I'm not sure what the point of Dying for a Smoke was. By which I mean I'm not sure what the point of the documentary (last night, Inside NZ, TV3) was, other than to tell me - and presumably every other fagger still alive - that smoking is bad for you and that if you do it, you are, probably, dying for the sake of a smoke.
So I already knew all of that. I also know that it's ridiculously expensive and that if I added up how much I've spent on fags over the years I'd want to kill myself, thus saving the fags the trouble.
Also it pongs up your house and you look like a loser when you sit outside in a hoar frost because nobody else will let you pong up their house.
I did, possibly, learn one thing. It's Captain Cook's fault that Maori smoke. The first white man to walk on these shores came ashore fagging, apparently. Maori thought he was on fire so they kindly threw water over him to put him out. Actually, apparently, they thought he was a demon and so threw water over him. This made me laugh so much (well, wheeze, actually, after 30 years of fags) that for the first and last time I wished for one of those terrible
re-enactments documentary makers are so fond of.
Anyway, having water chucked over him presumably didn't put the captain off the smokes.
Nothing much puts committed smokers off the smokes. We like them, you see. And we hate them. It's a very complicated relationship.
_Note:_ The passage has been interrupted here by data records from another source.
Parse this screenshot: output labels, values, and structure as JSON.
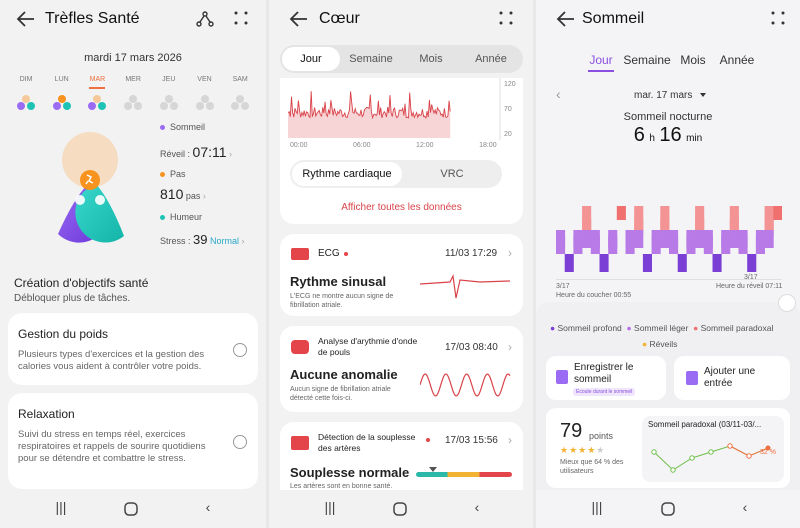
{
  "p1": {
    "title": "Trèfles Santé",
    "date": "mardi 17 mars 2026",
    "days": [
      "DIM",
      "LUN",
      "MAR",
      "MER",
      "JEU",
      "VEN",
      "SAM"
    ],
    "legend": {
      "sleep": "Sommeil",
      "wake_label": "Réveil :",
      "wake_value": "07:11",
      "steps": "Pas",
      "steps_value": "810",
      "steps_unit": "pas",
      "mood": "Humeur",
      "stress_label": "Stress :",
      "stress_value": "39",
      "stress_status": "Normal"
    },
    "goals_title": "Création d'objectifs santé",
    "goals_sub": "Débloquer plus de tâches.",
    "cards": [
      {
        "title": "Gestion du poids",
        "desc": "Plusieurs types d'exercices et la gestion des calories vous aident à contrôler votre poids."
      },
      {
        "title": "Relaxation",
        "desc": "Suivi du stress en temps réel, exercices respiratoires et rappels de sourire quotidiens pour se détendre et combattre le stress."
      }
    ]
  },
  "p2": {
    "title": "Cœur",
    "tabs": [
      "Jour",
      "Semaine",
      "Mois",
      "Année"
    ],
    "chart_data": {
      "type": "line",
      "x_ticks": [
        "00:00",
        "06:00",
        "12:00",
        "18:00"
      ],
      "y_ticks": [
        "120",
        "70",
        "20"
      ],
      "ylim": [
        20,
        120
      ]
    },
    "subtabs": [
      "Rythme cardiaque",
      "VRC"
    ],
    "show_all": "Afficher toutes les données",
    "ecg": {
      "label": "ECG",
      "time": "11/03 17:29",
      "result": "Rythme sinusal",
      "desc": "L'ECG ne montre aucun signe de fibrillation atriale."
    },
    "arr": {
      "label": "Analyse d'arythmie d'onde de pouls",
      "time": "17/03 08:40",
      "result": "Aucune anomalie",
      "desc": "Aucun signe de fibrillation atriale détecté cette fois-ci."
    },
    "art": {
      "label": "Détection de la souplesse des artères",
      "time": "17/03 15:56",
      "result": "Souplesse normale",
      "desc": "Les artères sont en bonne santé."
    }
  },
  "p3": {
    "title": "Sommeil",
    "tabs": [
      "Jour",
      "Semaine",
      "Mois",
      "Année"
    ],
    "date": "mar. 17 mars",
    "night_label": "Sommeil nocturne",
    "hours": "6",
    "h_unit": "h",
    "minutes": "16",
    "m_unit": "min",
    "chart_data": {
      "type": "bar",
      "stages": [
        "Réveils",
        "Sommeil paradoxal",
        "Sommeil léger",
        "Sommeil profond"
      ]
    },
    "bed": {
      "date": "3/17",
      "label": "Heure du coucher 00:55"
    },
    "wake": {
      "date": "3/17",
      "label": "Heure du réveil 07:11"
    },
    "legend": [
      "Sommeil profond",
      "Sommeil léger",
      "Sommeil paradoxal",
      "Réveils"
    ],
    "record": {
      "label": "Enregistrer le sommeil",
      "badge": "Ecoute durant le sommeil"
    },
    "add": {
      "label": "Ajouter une entrée"
    },
    "score": {
      "value": "79",
      "unit": "points",
      "desc": "Mieux que 64 % des utilisateurs"
    },
    "rem": {
      "title": "Sommeil paradoxal (03/11-03/...",
      "pct": "32 %"
    }
  }
}
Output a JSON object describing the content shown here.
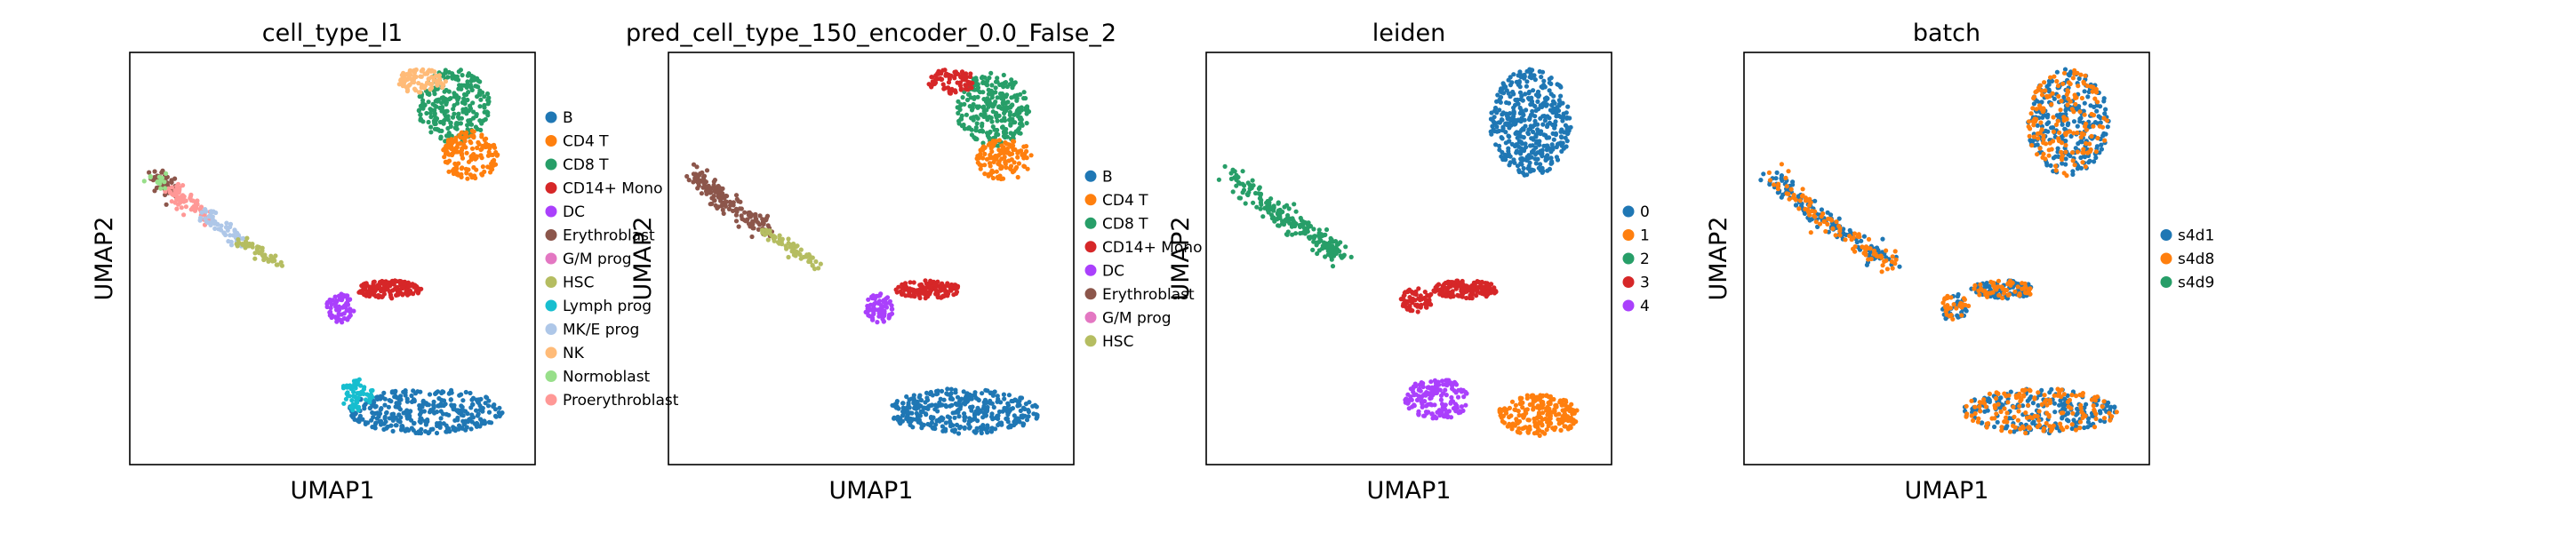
{
  "chart_data": [
    {
      "type": "scatter",
      "title": "cell_type_l1",
      "xlabel": "UMAP1",
      "ylabel": "UMAP2",
      "grid": false,
      "legend_placement": "right",
      "categories": [
        {
          "name": "B",
          "color": "#1f77b4"
        },
        {
          "name": "CD4 T",
          "color": "#ff7f0e"
        },
        {
          "name": "CD8 T",
          "color": "#279e68"
        },
        {
          "name": "CD14+ Mono",
          "color": "#d62728"
        },
        {
          "name": "DC",
          "color": "#aa40fc"
        },
        {
          "name": "Erythroblast",
          "color": "#8c564b"
        },
        {
          "name": "G/M prog",
          "color": "#e377c2"
        },
        {
          "name": "HSC",
          "color": "#b5bd61"
        },
        {
          "name": "Lymph prog",
          "color": "#17becf"
        },
        {
          "name": "MK/E prog",
          "color": "#aec7e8"
        },
        {
          "name": "NK",
          "color": "#ffbb78"
        },
        {
          "name": "Normoblast",
          "color": "#98df8a"
        },
        {
          "name": "Proerythroblast",
          "color": "#ff9896"
        }
      ]
    },
    {
      "type": "scatter",
      "title": "pred_cell_type_150_encoder_0.0_False_2",
      "xlabel": "UMAP1",
      "ylabel": "UMAP2",
      "grid": false,
      "legend_placement": "right",
      "categories": [
        {
          "name": "B",
          "color": "#1f77b4"
        },
        {
          "name": "CD4 T",
          "color": "#ff7f0e"
        },
        {
          "name": "CD8 T",
          "color": "#279e68"
        },
        {
          "name": "CD14+ Mono",
          "color": "#d62728"
        },
        {
          "name": "DC",
          "color": "#aa40fc"
        },
        {
          "name": "Erythroblast",
          "color": "#8c564b"
        },
        {
          "name": "G/M prog",
          "color": "#e377c2"
        },
        {
          "name": "HSC",
          "color": "#b5bd61"
        }
      ]
    },
    {
      "type": "scatter",
      "title": "leiden",
      "xlabel": "UMAP1",
      "ylabel": "UMAP2",
      "grid": false,
      "legend_placement": "right",
      "categories": [
        {
          "name": "0",
          "color": "#1f77b4"
        },
        {
          "name": "1",
          "color": "#ff7f0e"
        },
        {
          "name": "2",
          "color": "#279e68"
        },
        {
          "name": "3",
          "color": "#d62728"
        },
        {
          "name": "4",
          "color": "#aa40fc"
        }
      ]
    },
    {
      "type": "scatter",
      "title": "batch",
      "xlabel": "UMAP1",
      "ylabel": "UMAP2",
      "grid": false,
      "legend_placement": "right",
      "categories": [
        {
          "name": "s4d1",
          "color": "#1f77b4"
        },
        {
          "name": "s4d8",
          "color": "#ff7f0e"
        },
        {
          "name": "s4d9",
          "color": "#279e68"
        }
      ]
    }
  ]
}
Smokes are friends; they just happen to be rotten friends - but who else is going to sit outside with you in a hoar frost?
We met Phil and Maureen, life-long smokers. Phil had had, three months earlier, most of a lung removed as part of his treatment for lung cancer. He had this lung in a plastic bag (we could have done with a better look at it because, ew, yuck, that'd put you off your tucker, perhaps even your fags.) Maureen and he both gave up after the operation, but she was back smoking. She said: "You feel really lonely. You want to say, 'hey, what about me?' You're
not the one who's got the cancer but you can have all the same pain and grief."
I suspect this makes no sense whatsoever to non-smokers; it made absolute sense to me.
We met Tracy and her husband and some of their 11 kids. Of the 11, 10 smoke. The only reason the 11th doesn't smoke is that she's only 10. The family gave up. We were told, in the closing credits, that after three months, they took it up again.
Well, thanks a lot. That, more than anything else, made me want to give up giving up and go outside into the frost and light up.
Smoking is boring. Giving up is boring. Watching people bang on about smoking and giving up is boring. Watching tobacco industry weasels talk like weasels (smoking is legal, they say. They are providing a product to people who want it, they say - all of which is unassailable and if they ban fags I may well be contrary enough to start growing my own tobacco and start fagging again).
So, yes, Dying for a Smoke was very worthy but, like its subject matter, it was as boring as spending all those years smoking. And it was the boredom of it that has made me give up - not lungs in plastic bags and earnest health workers and statistics or that poor addict, Captain Cook, bringing the fags here in the first place.